Connectors: A connector adapts Presto to a data source such as Hive or a relational database. Every catalog is associated with a specific connector. Every catalog configuration file contains a mandatory property connector.name which is used by the catalog manager to create a connector for a given catalog. It is possible to have more than one catalog use the same connector to access two different instances of a similar database. For example, if we have two Hive clusters, we can configure two catalogs in a single Presto cluster that both use the Hive connector, allowing us to query data from both Hive clusters (even within the same SQL query).

Catalog: A Presto catalog contains schemas and references a data source via a connector. When we run a SQL statement in Presto, we are running it against one or more catalogs. When addressing a table in Presto, the fully-qualified table name is always rooted in a catalog. For example, a fully-qualified table name of hive.test_data.test would refer to the test table in the test_data schema in the hive catalog. Catalogs are defined in properties files stored in the Presto configuration directory.

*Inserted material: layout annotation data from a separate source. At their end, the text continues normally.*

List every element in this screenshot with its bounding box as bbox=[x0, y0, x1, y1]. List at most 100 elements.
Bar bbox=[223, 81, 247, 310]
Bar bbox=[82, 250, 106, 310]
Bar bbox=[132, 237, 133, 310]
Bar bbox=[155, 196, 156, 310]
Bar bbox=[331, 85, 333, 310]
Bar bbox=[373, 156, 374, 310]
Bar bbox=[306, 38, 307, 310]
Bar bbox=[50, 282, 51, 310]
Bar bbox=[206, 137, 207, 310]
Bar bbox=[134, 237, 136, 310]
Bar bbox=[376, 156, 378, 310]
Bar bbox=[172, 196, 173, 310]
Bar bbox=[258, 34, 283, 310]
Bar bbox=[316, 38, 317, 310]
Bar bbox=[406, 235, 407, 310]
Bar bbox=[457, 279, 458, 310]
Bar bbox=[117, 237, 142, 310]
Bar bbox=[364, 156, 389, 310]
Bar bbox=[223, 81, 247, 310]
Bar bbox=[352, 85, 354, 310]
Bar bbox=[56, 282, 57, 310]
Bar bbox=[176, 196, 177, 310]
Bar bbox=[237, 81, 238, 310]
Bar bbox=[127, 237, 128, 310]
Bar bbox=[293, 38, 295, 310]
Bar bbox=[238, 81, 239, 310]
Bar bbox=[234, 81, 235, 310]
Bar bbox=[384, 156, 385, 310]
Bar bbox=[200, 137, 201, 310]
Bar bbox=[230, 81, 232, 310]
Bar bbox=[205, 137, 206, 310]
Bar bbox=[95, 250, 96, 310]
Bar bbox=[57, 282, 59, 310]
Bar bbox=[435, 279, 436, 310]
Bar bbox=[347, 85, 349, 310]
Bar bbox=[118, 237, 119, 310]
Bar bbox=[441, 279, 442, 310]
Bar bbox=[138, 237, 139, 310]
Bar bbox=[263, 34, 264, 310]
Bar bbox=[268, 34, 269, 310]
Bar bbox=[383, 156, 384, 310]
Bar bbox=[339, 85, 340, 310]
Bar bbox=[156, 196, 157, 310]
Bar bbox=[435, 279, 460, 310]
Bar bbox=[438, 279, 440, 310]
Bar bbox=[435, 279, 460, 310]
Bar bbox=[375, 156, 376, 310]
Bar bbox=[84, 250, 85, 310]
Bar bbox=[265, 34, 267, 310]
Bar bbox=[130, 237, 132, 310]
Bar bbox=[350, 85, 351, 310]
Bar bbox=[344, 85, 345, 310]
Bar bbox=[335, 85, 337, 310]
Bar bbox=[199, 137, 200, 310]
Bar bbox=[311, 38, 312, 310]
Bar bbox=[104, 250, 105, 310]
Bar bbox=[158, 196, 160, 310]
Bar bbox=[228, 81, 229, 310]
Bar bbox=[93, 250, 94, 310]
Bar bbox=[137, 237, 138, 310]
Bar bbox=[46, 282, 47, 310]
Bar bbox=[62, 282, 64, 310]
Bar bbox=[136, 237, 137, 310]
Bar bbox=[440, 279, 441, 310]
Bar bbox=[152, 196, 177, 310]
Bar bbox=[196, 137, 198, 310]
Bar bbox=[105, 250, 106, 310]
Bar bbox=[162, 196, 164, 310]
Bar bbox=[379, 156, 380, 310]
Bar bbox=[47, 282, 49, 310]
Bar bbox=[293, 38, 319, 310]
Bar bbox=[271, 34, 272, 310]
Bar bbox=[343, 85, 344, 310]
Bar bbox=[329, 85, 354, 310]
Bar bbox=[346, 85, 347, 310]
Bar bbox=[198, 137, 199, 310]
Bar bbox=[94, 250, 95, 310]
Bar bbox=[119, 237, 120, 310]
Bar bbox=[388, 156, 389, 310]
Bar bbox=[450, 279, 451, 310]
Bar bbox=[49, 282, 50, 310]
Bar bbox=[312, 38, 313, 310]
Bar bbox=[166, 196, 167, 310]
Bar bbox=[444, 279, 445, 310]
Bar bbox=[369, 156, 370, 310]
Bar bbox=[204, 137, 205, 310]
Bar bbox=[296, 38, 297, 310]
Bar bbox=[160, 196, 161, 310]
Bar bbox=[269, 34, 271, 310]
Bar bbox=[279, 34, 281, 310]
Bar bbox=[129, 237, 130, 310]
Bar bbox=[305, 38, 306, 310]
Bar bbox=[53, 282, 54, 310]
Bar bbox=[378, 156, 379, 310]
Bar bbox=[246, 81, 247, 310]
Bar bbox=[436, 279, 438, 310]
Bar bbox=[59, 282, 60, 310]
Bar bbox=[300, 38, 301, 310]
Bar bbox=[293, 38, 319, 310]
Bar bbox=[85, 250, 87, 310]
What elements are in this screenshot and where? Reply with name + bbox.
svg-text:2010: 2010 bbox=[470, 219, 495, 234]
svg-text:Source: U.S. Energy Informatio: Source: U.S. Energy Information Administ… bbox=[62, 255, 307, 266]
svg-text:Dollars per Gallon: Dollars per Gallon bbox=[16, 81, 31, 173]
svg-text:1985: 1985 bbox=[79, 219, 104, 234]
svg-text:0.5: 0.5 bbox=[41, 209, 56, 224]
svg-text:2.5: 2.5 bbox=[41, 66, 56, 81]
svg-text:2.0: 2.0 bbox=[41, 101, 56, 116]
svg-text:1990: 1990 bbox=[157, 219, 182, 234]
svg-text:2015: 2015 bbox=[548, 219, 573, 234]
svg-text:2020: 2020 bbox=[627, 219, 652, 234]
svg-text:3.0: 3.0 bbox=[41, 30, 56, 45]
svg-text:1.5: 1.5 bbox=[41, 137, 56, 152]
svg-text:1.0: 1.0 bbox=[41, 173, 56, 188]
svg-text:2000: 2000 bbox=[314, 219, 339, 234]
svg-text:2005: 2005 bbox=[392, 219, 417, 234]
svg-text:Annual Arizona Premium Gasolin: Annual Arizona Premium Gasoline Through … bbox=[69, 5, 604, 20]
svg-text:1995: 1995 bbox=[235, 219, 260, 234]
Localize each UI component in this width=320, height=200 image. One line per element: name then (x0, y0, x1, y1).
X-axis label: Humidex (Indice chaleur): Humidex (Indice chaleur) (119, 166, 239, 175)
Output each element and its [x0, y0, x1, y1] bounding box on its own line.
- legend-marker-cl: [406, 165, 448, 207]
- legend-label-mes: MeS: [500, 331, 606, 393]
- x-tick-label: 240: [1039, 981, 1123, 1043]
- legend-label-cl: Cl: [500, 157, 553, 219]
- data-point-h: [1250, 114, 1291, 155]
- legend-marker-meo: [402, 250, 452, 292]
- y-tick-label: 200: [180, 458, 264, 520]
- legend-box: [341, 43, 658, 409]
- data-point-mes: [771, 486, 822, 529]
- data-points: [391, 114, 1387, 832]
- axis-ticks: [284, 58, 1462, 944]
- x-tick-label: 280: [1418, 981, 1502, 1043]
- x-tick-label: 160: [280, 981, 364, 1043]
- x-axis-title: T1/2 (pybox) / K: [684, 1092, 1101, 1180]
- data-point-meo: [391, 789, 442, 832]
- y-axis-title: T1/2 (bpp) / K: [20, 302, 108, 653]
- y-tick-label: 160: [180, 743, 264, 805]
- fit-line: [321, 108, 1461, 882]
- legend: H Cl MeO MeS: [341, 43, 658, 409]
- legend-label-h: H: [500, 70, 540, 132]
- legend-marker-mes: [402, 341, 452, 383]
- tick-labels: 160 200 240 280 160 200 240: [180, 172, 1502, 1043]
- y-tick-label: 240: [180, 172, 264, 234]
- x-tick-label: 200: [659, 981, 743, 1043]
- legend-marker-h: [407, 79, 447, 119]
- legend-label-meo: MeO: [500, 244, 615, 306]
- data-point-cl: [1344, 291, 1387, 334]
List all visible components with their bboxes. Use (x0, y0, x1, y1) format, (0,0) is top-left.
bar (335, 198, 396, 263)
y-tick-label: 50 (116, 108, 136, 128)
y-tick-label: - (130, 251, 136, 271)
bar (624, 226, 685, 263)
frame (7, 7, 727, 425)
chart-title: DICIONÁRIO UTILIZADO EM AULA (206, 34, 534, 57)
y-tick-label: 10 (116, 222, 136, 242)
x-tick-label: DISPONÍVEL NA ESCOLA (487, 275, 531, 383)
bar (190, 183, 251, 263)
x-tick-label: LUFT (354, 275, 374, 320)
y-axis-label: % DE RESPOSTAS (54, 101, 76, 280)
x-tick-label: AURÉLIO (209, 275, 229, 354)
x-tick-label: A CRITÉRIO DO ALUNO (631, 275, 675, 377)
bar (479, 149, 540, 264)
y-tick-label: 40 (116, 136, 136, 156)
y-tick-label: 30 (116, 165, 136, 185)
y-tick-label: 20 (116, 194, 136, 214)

Schema: Schemas are a way to organize tables. Together, a catalog and schema define a set of tables that can be queried.

Table: A table is a set of unordered rows which are organized into named columns with types. This is the same as in any relational database. The mapping from source data to tables is defined by the connector.

Statements and Query: Statements simply refer to the textual representation of a SQL statement. When a statement is parsed, Presto creates a query along with a query plan that is then distributed across a series of Presto workers.

Presto Architecture

The coordinator is made of 3 components: Parser, Planner, and Scheduler. Connectors provide Metadata API for the parser, Data location API for the scheduler, and Datastream API for the workers in order to perform queries above multiple data sources.

Parser: The Parser is responsible for parsing queries submitted by clients and detects syntax errors if any.
Planner: The Planner makes the execution plan for a query and passes the information to Scheduler for execution
Scheduler: The Scheduler is responsible for launching workers on Worker nodes and keeping track of each worker node. It defines a (usually parallel) execution pipeline, assigns different tasks to worker nodes closest to the data associated with each task, and monitors task progress.

Who Uses Presto?

It was developed in Facebook and they use it in production as well as Airbnb, Dropbox, Netflix, Uber, AWS (EMR & Amazon Athena), and more big names. Facebook uses Presto daily to run more than 30,000 queries that, in total, scan over a petabyte each per day over several internal data stores, including their 300PB data warehouse.

Capabilities Of Presto:

Allowing querying over data where it is stored. There is no need to move data to a separate analytics system.
A single query can read data from multiple sources — that’s the main advantage of Presto, it’s super-pluggable.